E-learning, adaptive (computer-based) learning, and the educational technology sector are today seen as the disruptive edge of education. Free web-based language learning platforms like Duolingo and Memrise are challenging today’s leading computer-assisted language learning packages (Rosetta Stone, costing $500 for a full desktop package or three years of online access). Massive open online course and tutorial companies (Coursera, Udacity, Khan Academy), computer adaptive education firms (Area9, Knewton, KnowRe, McGraw-Hill’s LearnSmart), neuroscience-based learning firms (Lumosity, Scientific Learning), open-source educational CMS platforms (Moodle, Sakai), wikis, and serious (educational) games (Cashflow, Democracy, Government in Action, SimCity) are all incrementally lowering the cost and barriers to entry to education, and increasing its targeted, personalized, just-in-time benefits.
Yet all of this new innovation and investment seems likely to be the calm before the storm. Once speech recognition, natural language understanding, machine learning, and wearable computing get a little bit better, toward the end of this decade and into the next, futurist Thomas Frey’s vision of 24/7 teacherless education will emerge. Imagine a world where children everywhere can learn as fast as their curiosity drives them, throughout their waking hours, wherever they are, just by talking to their wristphones, tablets, and laptops. For related edtech visions, you might enjoy Alan Kay’s 1972 Dynabook proposal, and the sci-fi tale The Diamond Age: Or, A Young Lady’s Illustrated Primer, Neal Stephenson (1995).

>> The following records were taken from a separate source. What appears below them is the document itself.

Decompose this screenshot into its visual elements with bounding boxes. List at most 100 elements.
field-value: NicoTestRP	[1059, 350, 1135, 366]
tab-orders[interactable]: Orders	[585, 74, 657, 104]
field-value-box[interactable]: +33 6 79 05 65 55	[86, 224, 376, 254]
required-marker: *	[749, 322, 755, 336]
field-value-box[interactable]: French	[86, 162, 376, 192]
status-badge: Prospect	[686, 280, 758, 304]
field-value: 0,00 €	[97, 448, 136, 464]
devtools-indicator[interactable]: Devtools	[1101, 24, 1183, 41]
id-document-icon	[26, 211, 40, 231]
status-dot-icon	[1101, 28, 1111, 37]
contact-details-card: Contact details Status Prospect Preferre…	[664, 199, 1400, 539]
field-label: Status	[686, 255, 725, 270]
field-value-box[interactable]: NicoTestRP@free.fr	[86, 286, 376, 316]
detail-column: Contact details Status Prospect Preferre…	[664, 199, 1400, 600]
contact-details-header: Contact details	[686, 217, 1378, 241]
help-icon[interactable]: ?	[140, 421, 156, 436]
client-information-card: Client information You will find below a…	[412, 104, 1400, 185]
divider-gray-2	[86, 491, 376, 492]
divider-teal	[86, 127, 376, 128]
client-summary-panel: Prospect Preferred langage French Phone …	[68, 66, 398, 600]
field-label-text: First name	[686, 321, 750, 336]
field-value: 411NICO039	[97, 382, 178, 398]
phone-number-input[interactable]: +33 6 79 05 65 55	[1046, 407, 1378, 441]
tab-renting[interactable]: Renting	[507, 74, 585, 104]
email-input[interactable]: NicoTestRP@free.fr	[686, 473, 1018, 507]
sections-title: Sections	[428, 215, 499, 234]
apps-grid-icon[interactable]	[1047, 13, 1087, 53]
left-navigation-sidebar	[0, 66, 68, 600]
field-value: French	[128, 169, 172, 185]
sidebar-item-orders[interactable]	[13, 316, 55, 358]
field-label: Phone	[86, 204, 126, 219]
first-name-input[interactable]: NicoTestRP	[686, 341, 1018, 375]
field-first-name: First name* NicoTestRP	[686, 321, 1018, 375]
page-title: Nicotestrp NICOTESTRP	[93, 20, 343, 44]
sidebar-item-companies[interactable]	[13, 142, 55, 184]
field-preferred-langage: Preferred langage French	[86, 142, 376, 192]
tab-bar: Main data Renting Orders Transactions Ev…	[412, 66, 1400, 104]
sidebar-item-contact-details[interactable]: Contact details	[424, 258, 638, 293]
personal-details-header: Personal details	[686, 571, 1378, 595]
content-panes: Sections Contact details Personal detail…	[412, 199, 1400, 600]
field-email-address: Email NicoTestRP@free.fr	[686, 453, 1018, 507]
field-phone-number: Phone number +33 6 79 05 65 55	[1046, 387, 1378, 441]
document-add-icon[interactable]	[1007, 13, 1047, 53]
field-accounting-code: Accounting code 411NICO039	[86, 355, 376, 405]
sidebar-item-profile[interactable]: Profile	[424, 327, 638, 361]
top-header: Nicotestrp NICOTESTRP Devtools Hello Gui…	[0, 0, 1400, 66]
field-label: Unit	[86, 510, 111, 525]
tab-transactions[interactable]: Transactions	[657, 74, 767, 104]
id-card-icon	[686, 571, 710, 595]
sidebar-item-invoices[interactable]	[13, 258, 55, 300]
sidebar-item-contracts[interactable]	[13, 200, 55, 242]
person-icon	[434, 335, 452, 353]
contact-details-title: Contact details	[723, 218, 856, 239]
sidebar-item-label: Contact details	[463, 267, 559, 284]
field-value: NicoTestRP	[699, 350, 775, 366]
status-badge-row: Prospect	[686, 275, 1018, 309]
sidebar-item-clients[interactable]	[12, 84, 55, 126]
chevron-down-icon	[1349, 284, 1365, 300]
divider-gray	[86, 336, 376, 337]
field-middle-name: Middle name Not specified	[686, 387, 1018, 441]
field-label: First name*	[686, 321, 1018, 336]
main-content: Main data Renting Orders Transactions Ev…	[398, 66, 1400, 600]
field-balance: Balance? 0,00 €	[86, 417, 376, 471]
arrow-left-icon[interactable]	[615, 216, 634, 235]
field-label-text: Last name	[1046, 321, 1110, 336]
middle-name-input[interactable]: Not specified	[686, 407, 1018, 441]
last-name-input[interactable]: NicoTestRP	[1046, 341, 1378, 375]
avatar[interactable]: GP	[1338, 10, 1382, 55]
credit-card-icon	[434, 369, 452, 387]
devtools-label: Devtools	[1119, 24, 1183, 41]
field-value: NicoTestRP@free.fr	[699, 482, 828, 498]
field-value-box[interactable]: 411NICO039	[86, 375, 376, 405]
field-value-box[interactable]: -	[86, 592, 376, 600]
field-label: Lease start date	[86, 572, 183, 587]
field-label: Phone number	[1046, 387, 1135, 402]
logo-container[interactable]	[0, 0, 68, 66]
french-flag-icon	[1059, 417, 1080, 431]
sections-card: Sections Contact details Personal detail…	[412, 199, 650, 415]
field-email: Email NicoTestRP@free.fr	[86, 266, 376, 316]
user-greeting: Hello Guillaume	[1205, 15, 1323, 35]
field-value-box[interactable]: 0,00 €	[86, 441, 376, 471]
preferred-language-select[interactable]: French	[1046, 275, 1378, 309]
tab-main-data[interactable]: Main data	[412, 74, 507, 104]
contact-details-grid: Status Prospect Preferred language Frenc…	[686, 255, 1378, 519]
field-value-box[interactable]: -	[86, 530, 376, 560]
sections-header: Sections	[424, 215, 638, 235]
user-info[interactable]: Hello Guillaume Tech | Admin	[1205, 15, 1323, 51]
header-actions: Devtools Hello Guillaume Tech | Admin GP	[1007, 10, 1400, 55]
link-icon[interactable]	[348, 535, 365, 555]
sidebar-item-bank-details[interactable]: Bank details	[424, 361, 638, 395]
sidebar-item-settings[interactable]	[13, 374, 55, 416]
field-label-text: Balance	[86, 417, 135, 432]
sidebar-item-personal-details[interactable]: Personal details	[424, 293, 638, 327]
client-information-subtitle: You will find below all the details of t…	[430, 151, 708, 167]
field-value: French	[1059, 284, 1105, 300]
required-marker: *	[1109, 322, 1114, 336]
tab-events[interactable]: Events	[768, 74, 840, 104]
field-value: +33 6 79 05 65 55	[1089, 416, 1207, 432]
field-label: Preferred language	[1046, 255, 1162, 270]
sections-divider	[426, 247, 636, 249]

US immigration policies and public educational systems are most likely to improve only slowly and marginally in the next few decades. But at the same time, we can foresee as many as a billion more children learning English from birth, ten years after they receive an always-on wearable smartphone with a conversational interface. I call that vision Global English, and visit the link provided if you’d like more details. These individuals will have a common global culture and be able to work anywhere, as virtual immigrants, wherever cheap telecommunications links exist. That will be a far more entrepreneurial, specialized, collaborative, and economically productive world than we live in today.